Infinitely Losing My Edge
Yeah, I'm losing my edge.
I'm losing my edge.
The kids are coming up from behind.
I'm losing my edge.
I'm losing my edge to the kids from Nigeria and from Spokane.
But I was there.
I was there in 1973.
I was there at the first Television show in New York.
I'm losing my edge.
I'm losing my edge to the kids whose footsteps I hear when they get on the decks.
I'm losing my edge to the internet seekers who can tell me every member of every good group from 1967 to 1970.
I'm losing my edge.
To all the kids in Portland and Paris.
I'm losing my edge to the art-school Delhi kids in little jackets and borrowed nostalgia for the unremembered nineties.
I'm losing my edge.
I'm losing my edge.
I can hear the footsteps every night on the decks.
But I was there.
I was there in 1977 at the first Human League practice in a loft in Sheffield.
I was working on the synthesizer sounds with much patience.
I was there when Lou Reed started up his first band.
I told him, "Don't do it that way. You'll never make a dime."
I was there.
I was the first guy playing Connie Case to the dance kids.
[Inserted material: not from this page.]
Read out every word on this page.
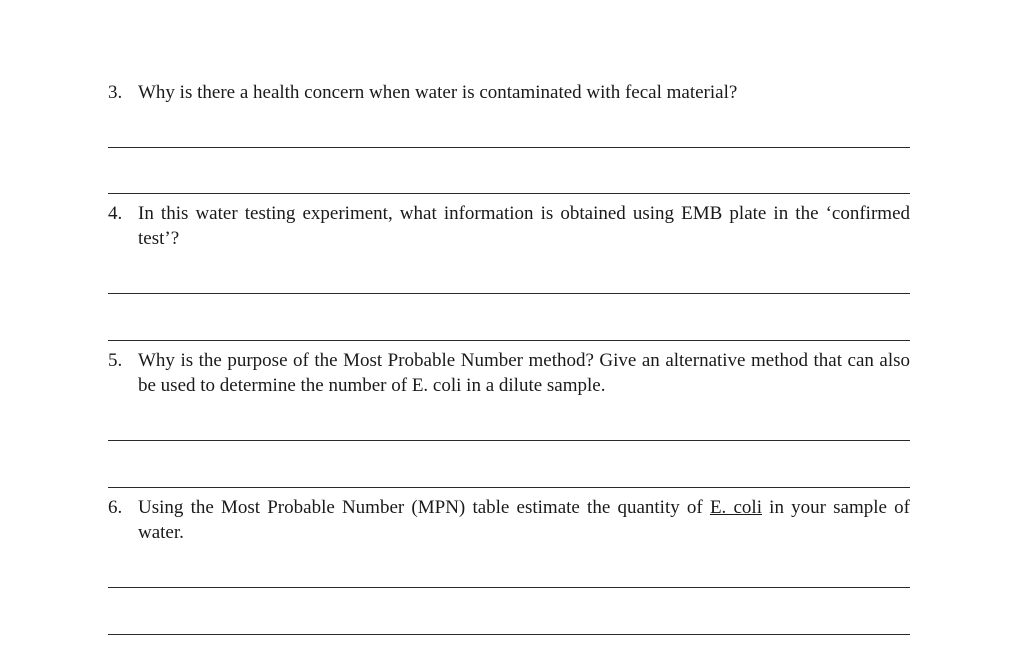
3. Why is there a health concern when water is contaminated with fecal material?
4. In this water testing experiment, what information is obtained using EMB plate in the ‘confirmed test’?
5. Why is the purpose of the Most Probable Number method? Give an alternative method that can also be used to determine the number of E. coli in a dilute sample.
6. Using the Most Probable Number (MPN) table estimate the quantity of E. coli in your sample of water.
I played it at the Astoria.
Everybody thought I was crazy.
We all know.
I was there.
I was there.
I've never been wrong.
But I'm losing my edge to better-looking people with better ideas and more talent.
And they're actually really, really nice.
I'm losing my edge.
I heard you have a compilation of every good song ever done by anybody.
Every great song by Pantaleimon. All the underground hits.
All Siouxsie and the Banshees tracks. I heard you have a vinyl of every Sad Lovers and Giants record on German import.
I heard that you have a white label of every seminal jazz hit - 1985, '86, '87.
I heard that you have a CD compilation of every good '70s cut and another box set from the '90s.
I hear you're buying a harpsichord and a chamberlin and are throwing your macbook out the window because you want to make something real. You want to make a The Tremeloes record.
I hear that you and your band have sold your arpeggiator and bought a mellotron.
I hear that you and your band have sold your mellotron and bought an arpeggiator.
I hear everybody that you know is more relevant than everybody that I know.
But have you seen my records?
Public Enemy,
Sällskapet,
Nation of Ulysses,
The Monks,
Matthew Halsall,
David Axelrod,
Gil Scott Heron,
The Royal Family And The Poor,
Heaven 17,
Althea and Donna,
Michelle Simonal,
The Electric Prunes,
Quando Quango,
Suburban Knight,
The Dave Clark Five,
Eric Copeland,
Scrapy,
Icehouse,
Marc Romboy vs. Booka Shade,
Crispian St. Peters,
Tropical Tobacco,
Alton Ellis,
Bill Wells,
Jesper Dahlback,
Prince Buster,
Dead Boys,
Vladislav Delay,
Outsiders,
The Last Poets,
Lucky Dragons,
Beasts of Bourbon,
Absolute Body Control,
Wire,
Ronnie Foster,
Monolake,
Pagans,
Warren Ellis,
De La Soul & Jungle Brothers,
Roxy Music,
Inner City,
Country Joe & The Fish,
The Smiths,
Jesper Dahlbäck,
Slick Rick,
Aural Exciters,
This Heat,
Crash Course in Science,
Silicon Teens,
Ronan,
Radiopuhelimet,
Yusef Lateef,
Nas,
Bob Dylan,
Easy Going,
Infiniti,
London Community Gospel Choir,
Audionom,
The Residents,
Blossom Toes,
Main Source,
Ken Boothe, Ken Boothe, Ken Boothe, Ken Boothe.
You don't know what you really want.
You don't know what you really want.
You don't know what you really want.
You don't know what you really want.
You don't know what you really want.
You don't know what you really want.
You don't know what you really want.
You don't know what you really want.
You don't know what you really want.
You don't know what you really want.
You don't know what you really want.
You don't know what you really want.
You don't know what you really want.
You don't know what you really want.
You don't know what you really want.